In the end Rieux acknowledges that in all their hard work with the plague victims, the only thing a person could really "yearn for, and sometimes attain . . . is human love." From the beginning, Tarrou manages to live with an interest in the details of other people's lives. In his journal, rather than reporting the "significant" events of the plague, he reports small events such as a man spitting on cats or a woman suddenly flinging a window open and screaming. He is fascinated with poor Cottard, who because of the preoccupation of the police with the plague, has temporarily escaped a criminal investigation. Cottard is the exact opposite of Tarrou. Rieux realises that Cottard has an "ignorant, that is to say, lonely, heart."
I found myself really drawn in by The Plague. I was most moved by the development of Tarrou and Rieux's friendship. The scene in which they go swimming in the ocean one evening at about the worst point of the plague was truly wonderful.
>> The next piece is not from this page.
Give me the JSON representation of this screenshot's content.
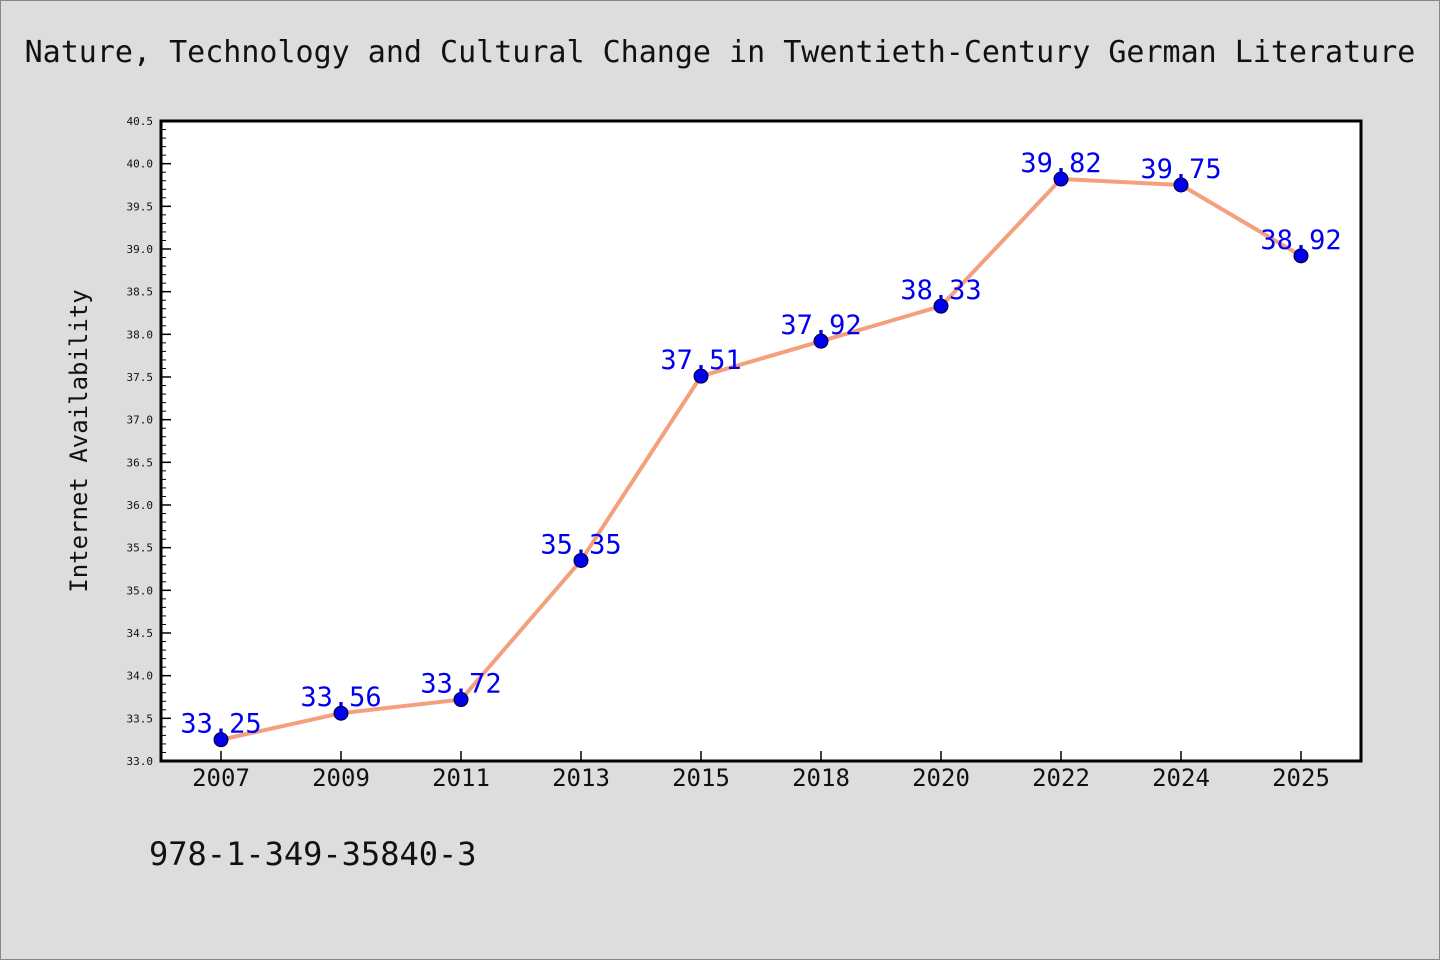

Saturday, September 27, 2008

The Mouse that Roared

The Mouse That Roared is one of the funniest books I have read in a long time. The Duchy of Grand Fenwick is a European country three miles wide and five miles long. It has been independent since its founding by Roger Fenwick in 1370, and has never changed its military. Its warriors even now are fourteenth century longbowmen.The conflict of this farcical novel begins when the country faces an economic crisis. The Council of Freedom, the parliament of the country, meets with the Duchess of Grand Fenwick, Gloriana XII, to discuss solutions to the problem. The upshot is that the Duchy of Grand Fenwick declares war on the United States of America and sends an expeditionary force to attack New York City. In the meantime the United States is having its own problems. In the face of creating a new bomb of devastating proportions, the government announces an East Coast-wide twenty-four hour nuclear attack drill because another nation is sure to create the same bomb soon. Of course the expeditionary force from Grand Fenwick arrives in New York on the day of the drill. Think Monty Python meets Dr. Strangelove and you have this book.
As farcical as it is, The Mouse That Roared is a serious political satire, addressing such issues as free trade, arms proliferation, war remunerations, and leagues of nations. The issues that were politically relevant in 1955 when the book first appeared seem just as relevant today. Toward the end, the book slips into a tone that seems a bit too serious for how it started out. The author betrays a romantic tendency that seems a bit too idealistic, especially in his apparent faith in the League of Little Nations and his assertion that people are good at their core. From the vantage point of fifty years later, the inclusion of Israel (now a muscular nuclear power) and the exclusion of any Arab or Asian countries seems really odd. Postmodern critics would probably also smile at the idea that Dr. Kokintz could step outside of his American past and look at things purely from the point of view of a citizen of the world after spending an hour in the woods. I feel bad that I have been vague about the truths the book teaches and specific about its faults, but the truths are all wrapped in jokes that I don't want to give away to the reader. Suffice it to say that I think high school students would thoroughly enjoy this book and gain from discussing both the truths in the book and the blind spots in it.